Neuroscientists tend to agree that the whole notion of an essential ‘self’, gendered or otherwise, is an illusion

always I remember hearing the end of a book review on R4 about a book where the author argued our identity, sense of self, is made up moment to moment and anything deeper is an illusion. Could that have been one of the authors you mention? I meant to find out more as the little scrap I heard I found intensely liberating. A bit like the feeling of insignificance I feel when thinking about space. I think I like these thoughts as it renders all humans equally insignificant and opens up the question "so how do we build our society?"

CaptainKirksSpookyghost · 05/06/2019 11:56

I do think most rational people will get there eventually

They certainly will, but at the current speed it'll be far too late to actually do anything.

FemaleAndLearning · 05/06/2019 12:09

I had one gender critical friend who I debated with over the GRA. I did my own research and transpeaked due to some American transwoman saying his pain was worse than a woman's because he couldn't have a baby (he could father a baby as he still had his penis).

Since then I have spoke to many friends and not really got anywhere with any of them, bar one or two. They just don't see it as important or they believe in let and let live, as I used to believe.

Unfortunately, I think things will have to get far worse before the majority of females stand up and be counted.

Someone mentioned Rachel Ivy above, so just googled. Hilarious that her gender is described as female on a good read!

The Guardian
Justhadathought · 05/06/2019 14:49

Try the FT just. Excellent unbiased journalism. I went over to it after abandoning the Guardian and never looked back

I might give that a go. It is an entirely separate publication to The Times?

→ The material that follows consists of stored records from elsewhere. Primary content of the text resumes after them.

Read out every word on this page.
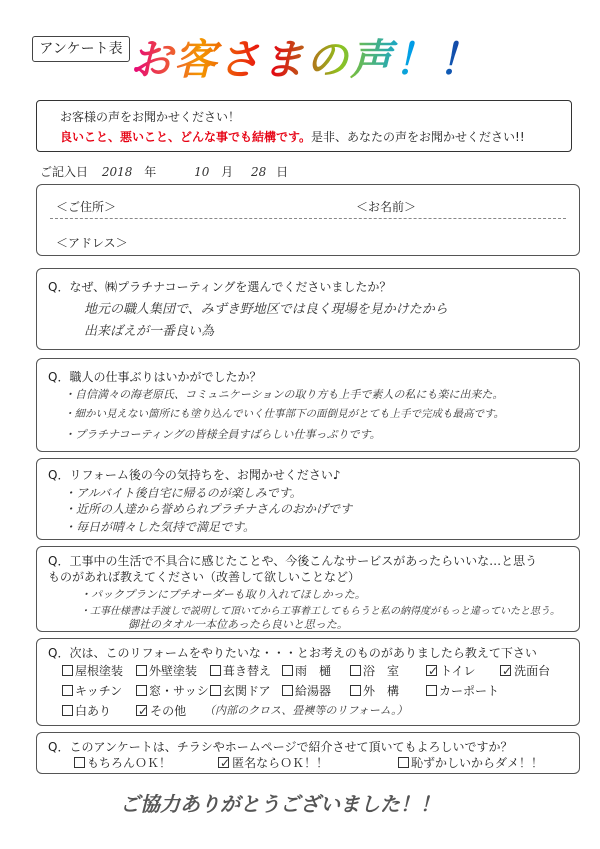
アンケート表 お客さまの声！！
お客様の声をお聞かせください！
良いこと、悪いこと、どんな事でも結構です。是非、あなたの声をお聞かせください!!
ご記入日 2018 年	10 月 28 日
＜ご住所＞	＜お名前＞
＜アドレス＞
Q．なぜ、㈱プラチナコーティングを選んでくださいましたか？
地元の職人集団で、みずき野地区では良く現場を見かけたから
出来ばえが一番良い為
Q．職人の仕事ぶりはいかがでしたか？
・自信満々の海老原氏、コミュニケーションの取り方も上手で素人の私にも楽に出来た。
・細かい見えない箇所にも塗り込んでいく仕事部下の面倒見がとても上手で完成も最高です。
・プラチナコーティングの皆様全員すばらしい仕事っぷりです。
Q．リフォーム後の今の気持ちを、お聞かせください♪
・アルバイト後自宅に帰るのが楽しみです。
・近所の人達から誉められプラチナさんのおかげです
・毎日が晴々した気持で満足です。
Q．工事中の生活で不具合に感じたことや、今後こんなサービスがあったらいいな…と思う
ものがあれば教えてください（改善して欲しいことなど）
・パックプランにプチオーダーも取り入れてほしかった。
・工事仕様書は手渡しで説明して頂いてから工事着工してもらうと私の納得度がもっと違っていたと思う。
御社のタオル一本位あったら良いと思った。
Q．次は、このリフォームをやりたいな・・・とお考えのものがありましたら教えて下さい
屋根塗装	外壁塗装	葺き替え	雨　樋	浴　室 ✓ トイレ ✓ 洗面台
キッチン	窓・サッシ	玄関ドア	給湯器	外　構	カーポート
白あり ✓ その他 （内部のクロス、畳襖等のリフォーム。）
Q．このアンケートは、チラシやホームページで紹介させて頂いてもよろしいですか？
もちろんＯＫ！	✓ 匿名ならＯＫ！！	恥ずかしいからダメ！！
ご協力ありがとうございました！！
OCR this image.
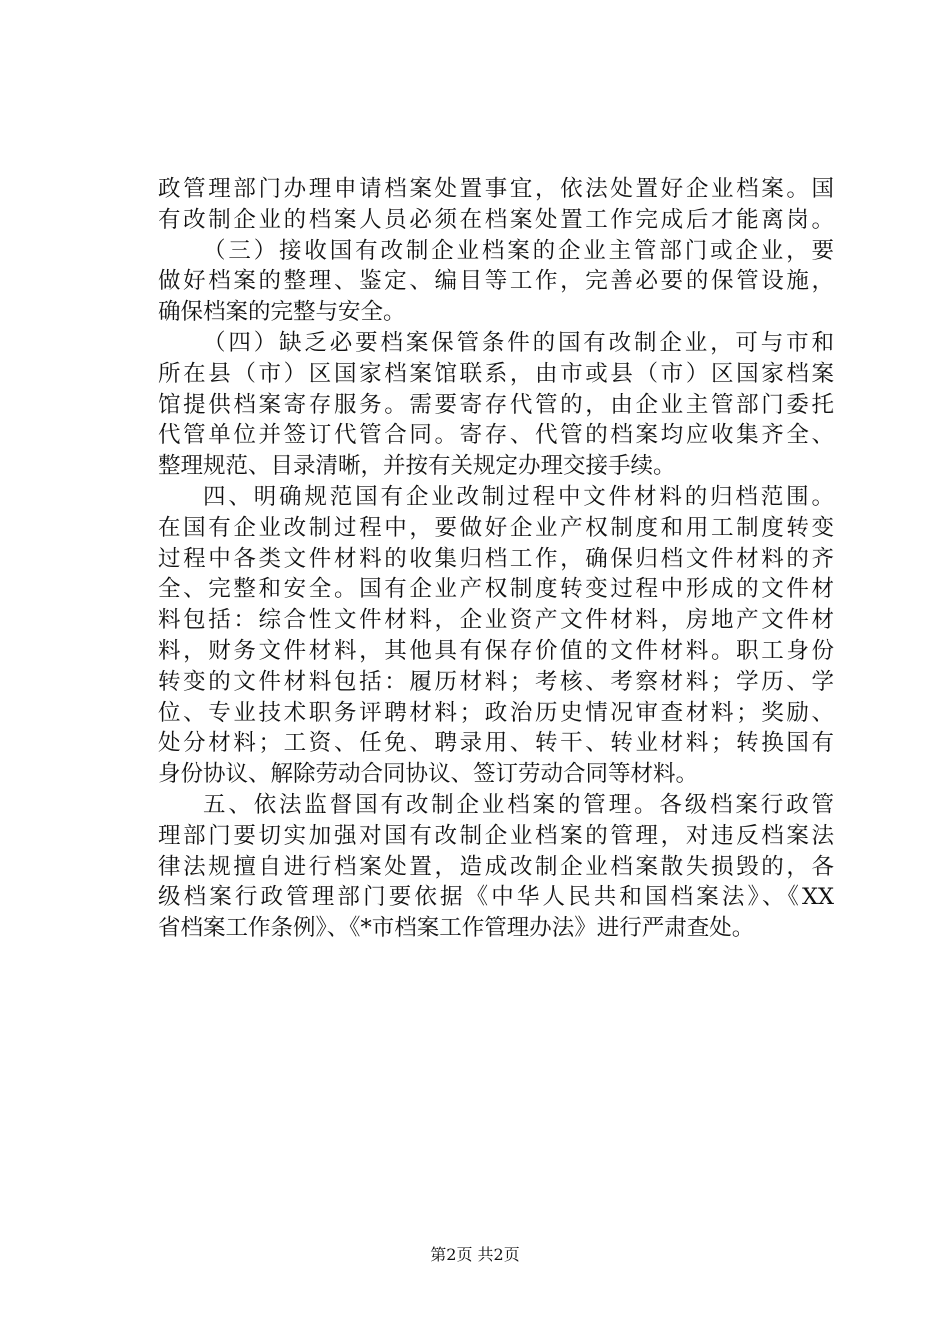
政管理部门办理申请档案处置事宜，依法处置好企业档案。国
有改制企业的档案人员必须在档案处置工作完成后才能离岗。
（三）接收国有改制企业档案的企业主管部门或企业，要
做好档案的整理、鉴定、编目等工作，完善必要的保管设施，
确保档案的完整与安全。
（四）缺乏必要档案保管条件的国有改制企业，可与市和
所在县（市）区国家档案馆联系，由市或县（市）区国家档案
馆提供档案寄存服务。需要寄存代管的，由企业主管部门委托
代管单位并签订代管合同。寄存、代管的档案均应收集齐全、
整理规范、目录清晰，并按有关规定办理交接手续。
四、明确规范国有企业改制过程中文件材料的归档范围。
在国有企业改制过程中，要做好企业产权制度和用工制度转变
过程中各类文件材料的收集归档工作，确保归档文件材料的齐
全、完整和安全。国有企业产权制度转变过程中形成的文件材
料包括：综合性文件材料，企业资产文件材料，房地产文件材
料，财务文件材料，其他具有保存价值的文件材料。职工身份
转变的文件材料包括：履历材料；考核、考察材料；学历、学
位、专业技术职务评聘材料；政治历史情况审查材料；奖励、
处分材料；工资、任免、聘录用、转干、转业材料；转换国有
身份协议、解除劳动合同协议、签订劳动合同等材料。
五、依法监督国有改制企业档案的管理。各级档案行政管
理部门要切实加强对国有改制企业档案的管理，对违反档案法
律法规擅自进行档案处置，造成改制企业档案散失损毁的，各
级档案行政管理部门要依据《中华人民共和国档案法》、《XX
省档案工作条例》、《*市档案工作管理办法》进行严肃查处。
第2页 共2页
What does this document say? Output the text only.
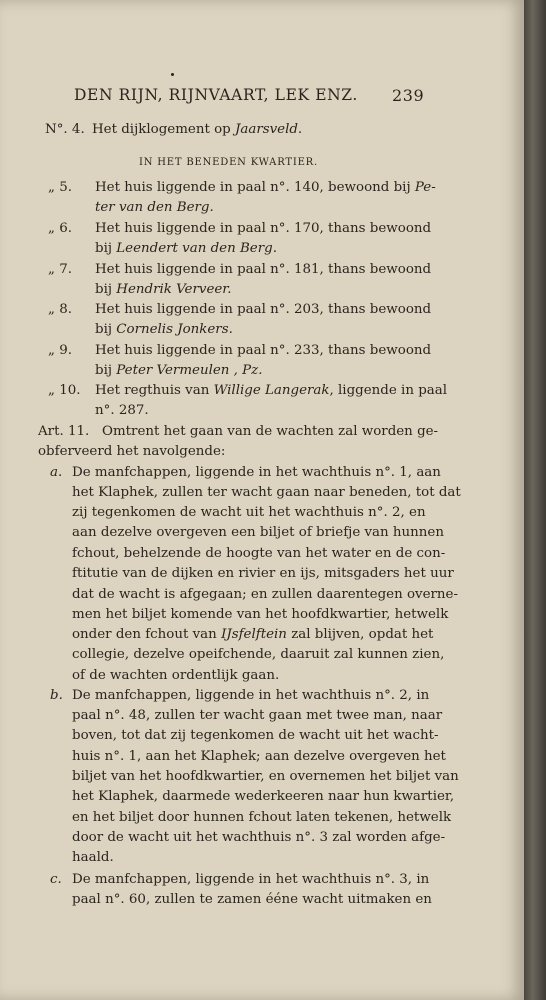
DEN RIJN, RIJNVAART, LEK ENZ. 239
N°. 4. Het dijklogement op Jaarsveld.
IN HET BENEDEN KWARTIER.
„ 5. Het huis liggende in paal n°. 140, bewoond bij Pe-
ter van den Berg.
„ 6. Het huis liggende in paal n°. 170, thans bewoond
bij Leendert van den Berg.
„ 7. Het huis liggende in paal n°. 181, thans bewoond
bij Hendrik Verveer.
„ 8. Het huis liggende in paal n°. 203, thans bewoond
bij Cornelis Jonkers.
„ 9. Het huis liggende in paal n°. 233, thans bewoond
bij Peter Vermeulen , Pz.
„ 10. Het regthuis van Willige Langerak, liggende in paal
n°. 287.
Art. 11. Omtrent het gaan van de wachten zal worden ge-
obferveerd het navolgende:
a. De manfchappen, liggende in het wachthuis n°. 1, aan
het Klaphek, zullen ter wacht gaan naar beneden, tot dat
zij tegenkomen de wacht uit het wachthuis n°. 2, en
aan dezelve overgeven een biljet of briefje van hunnen
fchout, behelzende de hoogte van het water en de con-
ftitutie van de dijken en rivier en ijs, mitsgaders het uur
dat de wacht is afgegaan; en zullen daarentegen overne-
men het biljet komende van het hoofdkwartier, hetwelk
onder den fchout van IJsfelftein zal blijven, opdat het
collegie, dezelve opeifchende, daaruit zal kunnen zien,
of de wachten ordentlijk gaan.
b. De manfchappen, liggende in het wachthuis n°. 2, in
paal n°. 48, zullen ter wacht gaan met twee man, naar
boven, tot dat zij tegenkomen de wacht uit het wacht-
huis n°. 1, aan het Klaphek; aan dezelve overgeven het
biljet van het hoofdkwartier, en overnemen het biljet van
het Klaphek, daarmede wederkeeren naar hun kwartier,
en het biljet door hunnen fchout laten tekenen, hetwelk
door de wacht uit het wachthuis n°. 3 zal worden afge-
haald.
c. De manfchappen, liggende in het wachthuis n°. 3, in
paal n°. 60, zullen te zamen ééne wacht uitmaken en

RoyalCorgi · 05/06/2019 15:11

I am a lifelong Guardian reader, which means I am in a permanent state of rage.

Their report of the Dr Who story today was reasonably even-handed, but that's as good as it gets.

The have a weird piece by Frances Ryan about a disabled woman who was forced by benefit cuts into prostitution (sorry, "sex work"). It seems to simultaneously suggest this was a Bad Thing (nasty government with its benefit cuts to disabled people) and a Good Thing (because she earned a lot of money and sometimes even enjoyed it).